SWEDISH environmental activist Greta Thunberg has called on governments to treat the threat of climate change with the same urgency as coronavirus.

The 17-year-old said that, as a result of the pandemic, it feels like the world has passed "some kind of social tipping point".

"People are starting to realise that we cannot keep looking away from these things, we cannot keep sweeping these injustices under the carpet," she said.

Thunberg, who founded the Schools Strike for Climate movement, made the comments as part of a programme for Swedish radio that was shared with the BBC.

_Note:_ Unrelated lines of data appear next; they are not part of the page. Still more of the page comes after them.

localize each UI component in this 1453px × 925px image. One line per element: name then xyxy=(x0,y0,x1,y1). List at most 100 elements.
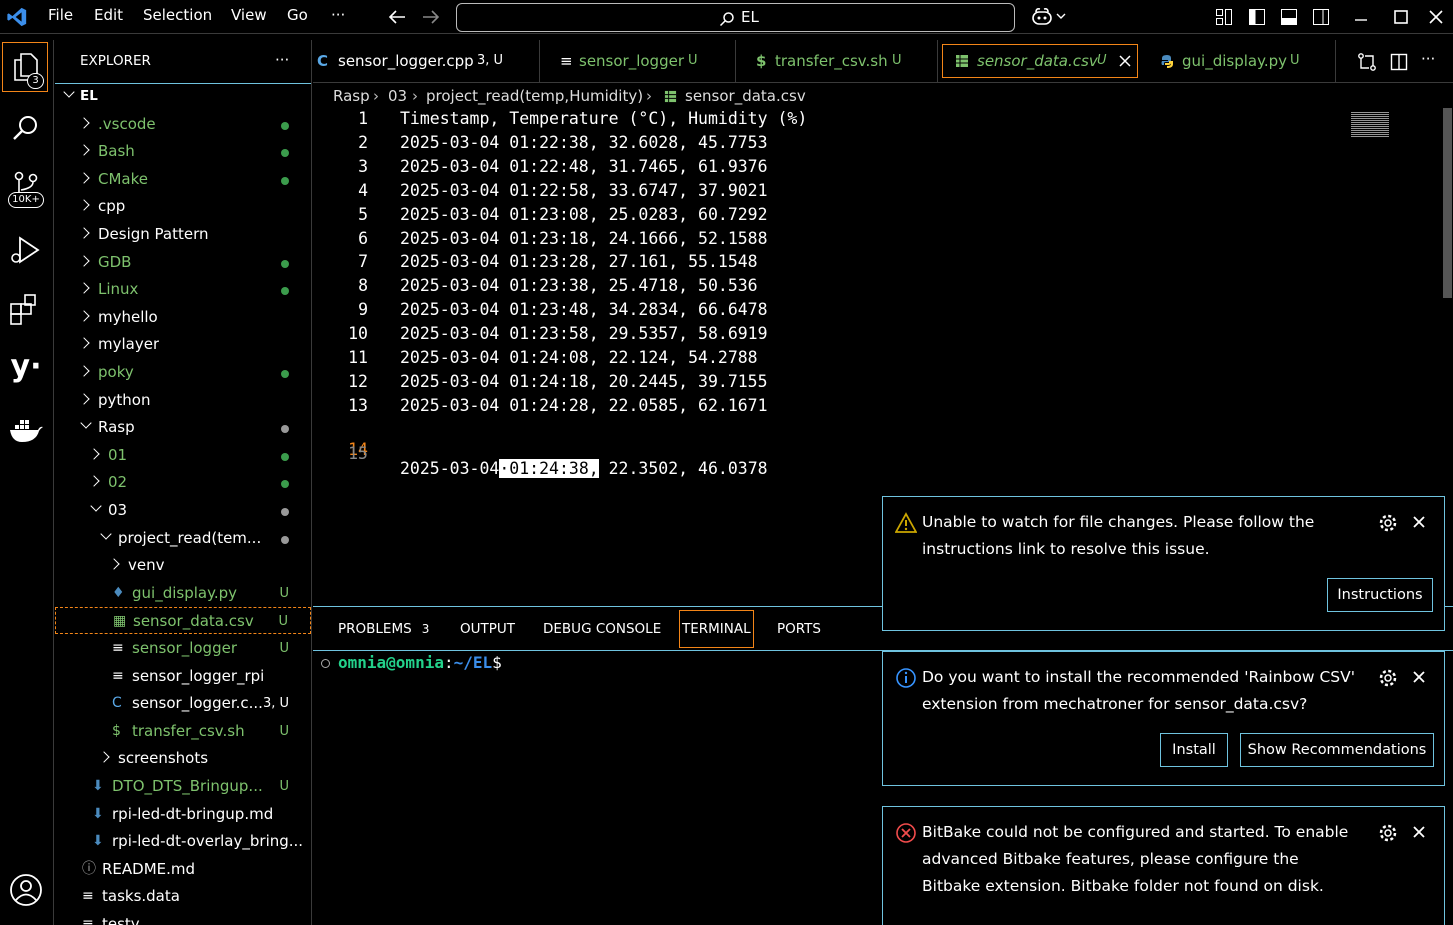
git-status-badge: U xyxy=(279,641,289,656)
tree-item[interactable]: CMake xyxy=(55,166,311,193)
close-icon[interactable] xyxy=(1410,513,1428,531)
tree-item[interactable]: myhello xyxy=(55,304,311,331)
tree-item[interactable]: ⬇ rpi-led-dt-overlay_bring... xyxy=(55,828,311,855)
breadcrumb-item[interactable]: project_read(temp,Humidity) xyxy=(426,87,643,105)
tree-item[interactable]: GDB xyxy=(55,249,311,276)
run-debug-icon[interactable] xyxy=(8,232,44,268)
gear-icon[interactable] xyxy=(1378,668,1398,688)
tree-item[interactable]: project_read(tem... xyxy=(55,525,311,552)
terminal-prompt[interactable]: omnia@omnia:~/EL$ xyxy=(321,653,502,672)
show-recommendations-button[interactable]: Show Recommendations xyxy=(1240,733,1434,767)
tree-item[interactable]: ⬇ DTO_DTS_Bringup... U xyxy=(55,773,311,800)
tree-item[interactable]: cpp xyxy=(55,193,311,220)
panel-tab-terminal[interactable]: TERMINAL xyxy=(679,610,754,648)
line-number: 11 xyxy=(348,348,368,367)
yaml-extension-icon[interactable]: y· xyxy=(8,350,44,386)
code-text: 2025-03-04 01:22:38, 32.6028, 45.7753 xyxy=(400,132,768,152)
panel-tab-ports[interactable]: PORTS xyxy=(777,621,821,637)
toggle-primary-sidebar-icon[interactable] xyxy=(1248,8,1266,26)
tree-item[interactable]: mylayer xyxy=(55,331,311,358)
back-arrow-icon[interactable] xyxy=(387,8,407,26)
docker-icon[interactable] xyxy=(8,412,44,448)
tree-item[interactable]: venv xyxy=(55,552,311,579)
code-line-8: 8 2025-03-04 01:23:38, 25.4718, 50.536 xyxy=(313,276,1413,300)
tree-item-label: rpi-led-dt-overlay_bring... xyxy=(112,832,304,851)
maximize-icon[interactable] xyxy=(1392,8,1410,26)
tree-item[interactable]: 03 xyxy=(55,497,311,524)
activity-explorer[interactable]: 3 xyxy=(2,42,48,92)
breadcrumb-item[interactable]: Rasp xyxy=(333,87,370,105)
menu-go[interactable]: Go xyxy=(287,6,308,24)
account-icon[interactable] xyxy=(8,872,44,908)
tree-item[interactable]: screenshots xyxy=(55,745,311,772)
copilot-icon[interactable] xyxy=(1030,6,1054,28)
tab-sensor-logger[interactable]: ≡ sensor_logger U xyxy=(540,40,736,82)
tree-item[interactable]: Design Pattern xyxy=(55,221,311,248)
tree-item[interactable]: ≡ sensor_logger_rpi xyxy=(55,663,311,690)
tree-item[interactable]: ≡ sensor_logger U xyxy=(55,635,311,662)
extensions-icon[interactable] xyxy=(8,292,44,328)
toggle-secondary-sidebar-icon[interactable] xyxy=(1312,8,1330,26)
tab-sensor-logger-cpp[interactable]: C sensor_logger.cpp 3, U xyxy=(313,40,540,82)
search-view-icon[interactable] xyxy=(8,110,44,146)
close-window-icon[interactable] xyxy=(1427,8,1445,26)
tree-item-label: .vscode xyxy=(98,114,156,133)
status-dot xyxy=(281,287,289,296)
gear-icon[interactable] xyxy=(1378,823,1398,843)
close-icon[interactable] xyxy=(1410,823,1428,841)
gear-icon[interactable] xyxy=(1378,513,1398,533)
forward-arrow-icon[interactable] xyxy=(421,8,441,26)
chevron-down-icon[interactable] xyxy=(1056,12,1066,20)
tab-gui-display-py[interactable]: gui_display.py U xyxy=(1142,40,1336,82)
compare-changes-icon[interactable] xyxy=(1357,53,1377,71)
minimize-icon[interactable] xyxy=(1352,8,1370,26)
instructions-button[interactable]: Instructions xyxy=(1327,578,1433,612)
explorer-title: EXPLORER xyxy=(80,53,151,69)
code-line-12: 12 2025-03-04 01:24:18, 20.2445, 39.7155 xyxy=(313,372,1413,396)
tree-item[interactable]: 01 xyxy=(55,442,311,469)
customize-layout-icon[interactable] xyxy=(1215,8,1233,26)
tree-item[interactable]: ⬇ rpi-led-dt-bringup.md xyxy=(55,801,311,828)
tree-item[interactable]: ≡ testy xyxy=(55,911,311,925)
status-dot xyxy=(281,149,289,158)
panel-tab-output[interactable]: OUTPUT xyxy=(460,621,515,637)
panel-tab-debug-console[interactable]: DEBUG CONSOLE xyxy=(543,621,661,637)
tree-item[interactable]: poky xyxy=(55,359,311,386)
tree-item[interactable]: ⓘ README.md xyxy=(55,856,311,883)
close-icon[interactable] xyxy=(1410,668,1428,686)
vertical-scrollbar[interactable] xyxy=(1443,108,1452,298)
tree-item[interactable]: .vscode xyxy=(55,111,311,138)
tree-item[interactable]: 02 xyxy=(55,469,311,496)
menu-selection[interactable]: Selection xyxy=(143,6,212,24)
breadcrumb-item[interactable]: sensor_data.csv xyxy=(685,87,806,105)
toggle-panel-icon[interactable] xyxy=(1280,8,1298,26)
tabs-more-icon[interactable]: ··· xyxy=(1421,50,1435,68)
tab-label: transfer_csv.sh xyxy=(775,52,888,70)
command-center-search[interactable]: EL xyxy=(456,3,1015,32)
code-line-14: 14 2025-03-04·01:24:38, 22.3502, 46.0378 xyxy=(313,421,1413,478)
tree-item[interactable]: ♦ gui_display.py U xyxy=(55,580,311,607)
tree-item[interactable]: $ transfer_csv.sh U xyxy=(55,718,311,745)
tree-item[interactable]: Csensor_logger.c... 3, U xyxy=(55,690,311,717)
menu-more[interactable]: ··· xyxy=(331,6,345,24)
tree-item[interactable]: python xyxy=(55,387,311,414)
menu-file[interactable]: File xyxy=(48,6,73,24)
tab-sensor-data-csv[interactable]: sensor_data.csv U xyxy=(942,44,1138,78)
tab-transfer-csv[interactable]: $ transfer_csv.sh U xyxy=(736,40,938,82)
tree-root[interactable]: EL xyxy=(55,83,311,110)
install-button[interactable]: Install xyxy=(1160,733,1228,767)
tree-item[interactable]: Linux xyxy=(55,276,311,303)
split-editor-icon[interactable] xyxy=(1390,53,1408,71)
menu-edit[interactable]: Edit xyxy=(94,6,123,24)
chevron-down-icon xyxy=(90,500,102,512)
breadcrumb-item[interactable]: 03 xyxy=(388,87,407,105)
explorer-more-button[interactable]: ··· xyxy=(275,51,289,69)
close-tab-icon[interactable] xyxy=(1119,55,1131,67)
tree-item[interactable]: Rasp xyxy=(55,414,311,441)
tree-item[interactable]: ▦ sensor_data.csv U xyxy=(55,607,311,635)
menu-view[interactable]: View xyxy=(231,6,267,24)
breadcrumb-separator-icon: › xyxy=(412,87,418,105)
panel-tab-problems[interactable]: PROBLEMS 3 xyxy=(338,621,429,637)
tree-item[interactable]: Bash xyxy=(55,138,311,165)
tree-item[interactable]: ≡ tasks.data xyxy=(55,883,311,910)
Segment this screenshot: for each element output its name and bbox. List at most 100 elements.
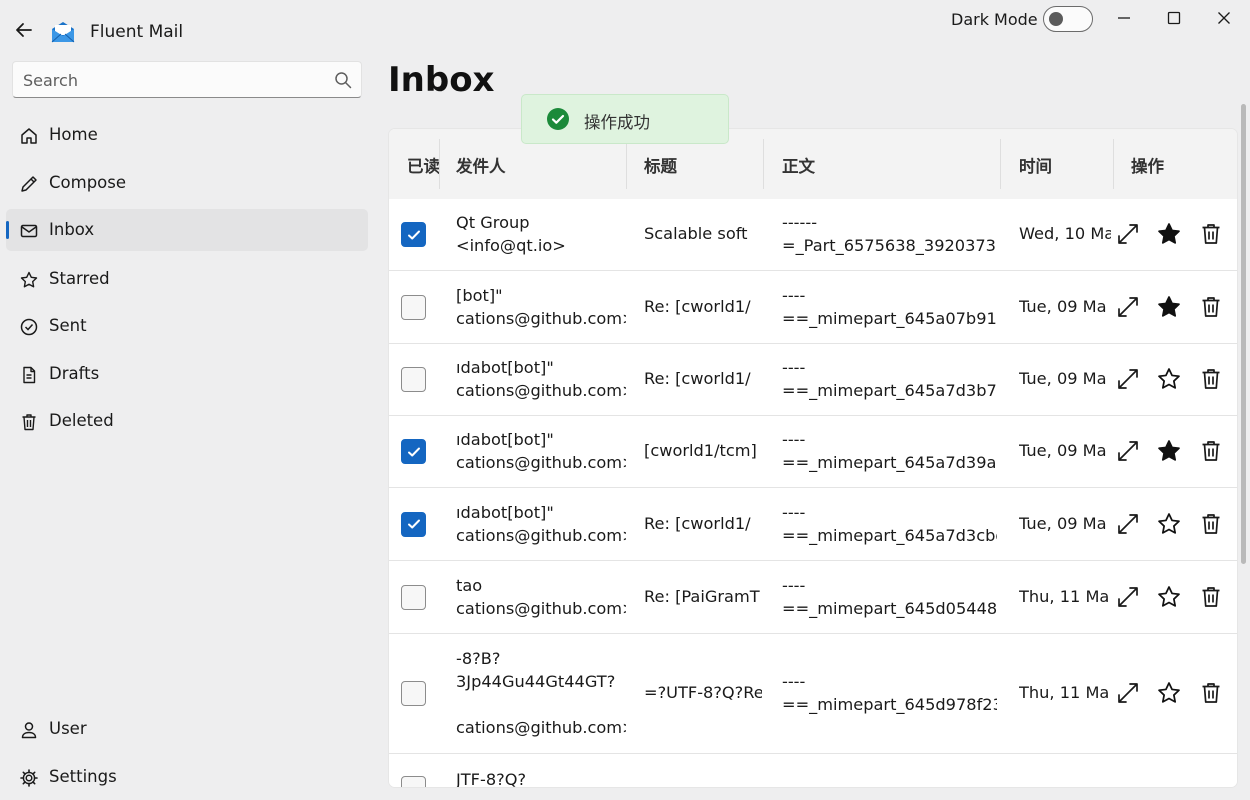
column-divider[interactable]	[626, 139, 627, 189]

She criticised major industries for appropriating and misusing the terms like "sustainable", "net-zero" and "environmentally friendly" to the point they have become meaningless.

But she believes some hope for the climate can come out of the pandemic.

She said: "It shows that in a crisis, you act, and you act with necessary force," adding: "Suddenly people in power are saying they will do whatever it takes since you cannot put a price on human life."

Thunberg said she hopes coronavirus will open up the discussion about deaths caused by climate change, such as the thousands who die prematurely in London every year due to air pollution.

She criticised apparent attempts of governments around the world to hide their true carbon footprints by being very selective about which processes are included in the total.

Some ignore emissions from ships and aircraft, as well as the emissions from goods produced in factories abroad.

The teenager has previously slammed the UK's declining carbon emissions figures as "creative accounting".

"Doing our best is no longer good enough. We must now do the seemingly impossible. And that is up to you and me. Because no one else will do it for us," she said.